Iran hat alle nicht autorisierten Schiffe in der Straße von Hormus zu legitimen Zielen erklärt – eine weitere Belastungsprobe für die Waffenruhe zwischen den USA und Iran am Montag. CENTCOM-Chef Adm. Brad Cooper sagte, die IRGC habe innerhalb eines 12-Stunden-Fensters mit Raketen, Drohnen und kleinen Booten Schiffe angegriffen, die die USA im Rahmen von Project Freedom schützten. Cooper bestätigte, die USA hätten sechs iranische Kleinboote zerstört. Donald Trump nannte später die Zahl sieben, sprach von "fast boats" und fügte hinzu, das sei "alles, was ihnen noch bleibt". Ein südkoreanisches Frachtschiff wurde beschädigt; dies ist der einzige bestätigte Treffer. Drei iranische Raketen, die auf die VAE zielten, wurden abgefangen. An der Abwehr beteiligt war auch ein israelisches Iron-Dome-System, das heimlich in den VAE stationiert worden sein soll. Iran nahm zudem Öl-Infrastruktur in den VAE ins Visier. Trump warnte, Iran werde "vom Antlitz der Erde geblasen", sollte Teheran US-Schiffe angreifen. Gegenüber Fox News sagte er zudem, iranische Unterhändler seien "deutlich formbarer" als zuvor.

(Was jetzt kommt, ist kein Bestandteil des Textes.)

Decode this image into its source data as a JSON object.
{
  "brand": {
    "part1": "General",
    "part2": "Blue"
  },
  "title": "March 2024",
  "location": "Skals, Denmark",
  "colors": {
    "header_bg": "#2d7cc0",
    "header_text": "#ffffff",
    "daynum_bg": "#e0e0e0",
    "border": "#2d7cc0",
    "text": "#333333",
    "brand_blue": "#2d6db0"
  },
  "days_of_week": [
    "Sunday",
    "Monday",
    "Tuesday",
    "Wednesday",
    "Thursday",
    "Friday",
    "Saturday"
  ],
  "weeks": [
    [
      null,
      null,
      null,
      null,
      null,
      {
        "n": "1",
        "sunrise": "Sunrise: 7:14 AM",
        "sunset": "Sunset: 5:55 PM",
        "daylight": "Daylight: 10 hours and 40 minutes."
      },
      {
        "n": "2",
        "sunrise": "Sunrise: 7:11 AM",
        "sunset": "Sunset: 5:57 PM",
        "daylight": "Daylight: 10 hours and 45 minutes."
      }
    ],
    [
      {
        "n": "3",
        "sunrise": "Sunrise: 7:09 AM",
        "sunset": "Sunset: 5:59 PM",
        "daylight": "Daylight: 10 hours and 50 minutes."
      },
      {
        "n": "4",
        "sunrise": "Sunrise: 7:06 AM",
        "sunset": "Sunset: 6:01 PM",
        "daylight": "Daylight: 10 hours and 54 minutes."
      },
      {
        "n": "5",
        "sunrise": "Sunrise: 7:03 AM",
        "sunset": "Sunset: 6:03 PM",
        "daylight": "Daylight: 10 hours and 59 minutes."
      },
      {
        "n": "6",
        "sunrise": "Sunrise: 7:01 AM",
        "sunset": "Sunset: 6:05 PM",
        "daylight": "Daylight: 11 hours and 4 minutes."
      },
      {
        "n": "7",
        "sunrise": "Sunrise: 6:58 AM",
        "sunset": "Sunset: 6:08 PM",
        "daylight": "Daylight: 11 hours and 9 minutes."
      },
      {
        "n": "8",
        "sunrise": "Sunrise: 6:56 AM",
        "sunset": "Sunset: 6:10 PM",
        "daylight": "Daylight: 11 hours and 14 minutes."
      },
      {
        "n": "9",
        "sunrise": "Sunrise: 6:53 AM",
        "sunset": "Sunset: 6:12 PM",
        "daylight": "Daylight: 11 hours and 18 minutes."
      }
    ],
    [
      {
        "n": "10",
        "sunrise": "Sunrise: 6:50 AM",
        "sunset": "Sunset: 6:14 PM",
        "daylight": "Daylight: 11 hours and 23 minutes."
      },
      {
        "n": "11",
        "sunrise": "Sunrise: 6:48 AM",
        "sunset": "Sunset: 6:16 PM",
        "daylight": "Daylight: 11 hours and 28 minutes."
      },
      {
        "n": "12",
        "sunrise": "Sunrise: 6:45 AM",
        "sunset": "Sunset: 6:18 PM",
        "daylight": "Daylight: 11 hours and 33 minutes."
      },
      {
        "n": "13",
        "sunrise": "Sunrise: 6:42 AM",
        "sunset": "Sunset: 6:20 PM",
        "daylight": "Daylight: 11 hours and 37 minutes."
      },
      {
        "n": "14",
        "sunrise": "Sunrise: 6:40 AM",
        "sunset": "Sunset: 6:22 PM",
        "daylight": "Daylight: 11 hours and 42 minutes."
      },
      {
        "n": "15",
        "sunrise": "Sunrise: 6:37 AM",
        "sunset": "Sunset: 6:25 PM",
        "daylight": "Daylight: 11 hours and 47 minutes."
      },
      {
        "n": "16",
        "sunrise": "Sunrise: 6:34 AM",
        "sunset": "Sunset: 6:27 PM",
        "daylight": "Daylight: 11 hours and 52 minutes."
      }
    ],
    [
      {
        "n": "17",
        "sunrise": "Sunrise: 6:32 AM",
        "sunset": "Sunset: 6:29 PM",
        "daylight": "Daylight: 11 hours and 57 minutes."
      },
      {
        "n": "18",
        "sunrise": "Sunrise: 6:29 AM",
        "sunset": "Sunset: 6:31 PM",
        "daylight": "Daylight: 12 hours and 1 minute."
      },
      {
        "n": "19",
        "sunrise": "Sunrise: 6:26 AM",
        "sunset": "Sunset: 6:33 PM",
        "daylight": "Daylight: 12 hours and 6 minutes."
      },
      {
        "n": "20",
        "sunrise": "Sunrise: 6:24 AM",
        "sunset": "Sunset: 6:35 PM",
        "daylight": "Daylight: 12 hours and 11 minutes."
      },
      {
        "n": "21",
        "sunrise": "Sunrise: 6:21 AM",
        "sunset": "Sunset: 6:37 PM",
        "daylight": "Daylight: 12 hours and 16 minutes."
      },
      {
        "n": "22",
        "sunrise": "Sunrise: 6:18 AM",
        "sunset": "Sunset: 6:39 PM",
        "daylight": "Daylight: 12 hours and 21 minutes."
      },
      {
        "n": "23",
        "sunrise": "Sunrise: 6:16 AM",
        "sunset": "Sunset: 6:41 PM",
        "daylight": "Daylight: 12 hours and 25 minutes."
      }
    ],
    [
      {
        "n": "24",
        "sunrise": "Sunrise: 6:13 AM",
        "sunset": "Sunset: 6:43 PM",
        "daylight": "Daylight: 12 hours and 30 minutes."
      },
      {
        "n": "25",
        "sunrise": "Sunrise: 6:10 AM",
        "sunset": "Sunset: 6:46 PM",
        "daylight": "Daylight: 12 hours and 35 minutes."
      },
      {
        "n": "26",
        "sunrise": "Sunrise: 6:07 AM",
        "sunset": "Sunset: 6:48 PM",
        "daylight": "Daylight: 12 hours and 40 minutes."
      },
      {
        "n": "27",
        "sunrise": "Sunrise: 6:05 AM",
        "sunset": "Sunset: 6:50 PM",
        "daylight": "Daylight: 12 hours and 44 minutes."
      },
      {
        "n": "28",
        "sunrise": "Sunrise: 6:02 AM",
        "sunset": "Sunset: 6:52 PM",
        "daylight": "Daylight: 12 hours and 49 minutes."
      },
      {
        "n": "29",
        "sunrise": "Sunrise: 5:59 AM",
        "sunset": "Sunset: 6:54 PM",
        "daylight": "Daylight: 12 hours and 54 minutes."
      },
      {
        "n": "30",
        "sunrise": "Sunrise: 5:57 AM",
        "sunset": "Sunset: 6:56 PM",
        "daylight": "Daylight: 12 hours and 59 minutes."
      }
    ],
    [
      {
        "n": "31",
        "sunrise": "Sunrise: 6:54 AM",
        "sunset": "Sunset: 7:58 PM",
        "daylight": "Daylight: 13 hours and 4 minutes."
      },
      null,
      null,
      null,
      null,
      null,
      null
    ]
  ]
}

Er skizzierte zwei Optionen: ein Abkommen in gutem Glauben oder die Wiederaufnahme militärischer Operationen. Brent sprang um 5,95% auf 114,61 US-Dollar, da die Märkte ein erhöhtes Eskalationsrisiko einpreisten. Die Waffenruhe vom 8. April gilt formal weiterhin, doch Coopers Briefing deutet auf den bislang deutlichsten Grenzfall einer Verletzung seit Wochen hin. $BTC hielt sich in der Asien-Sitzung trotz der Hormus-Schlagzeilen über 80.000 US-Dollar.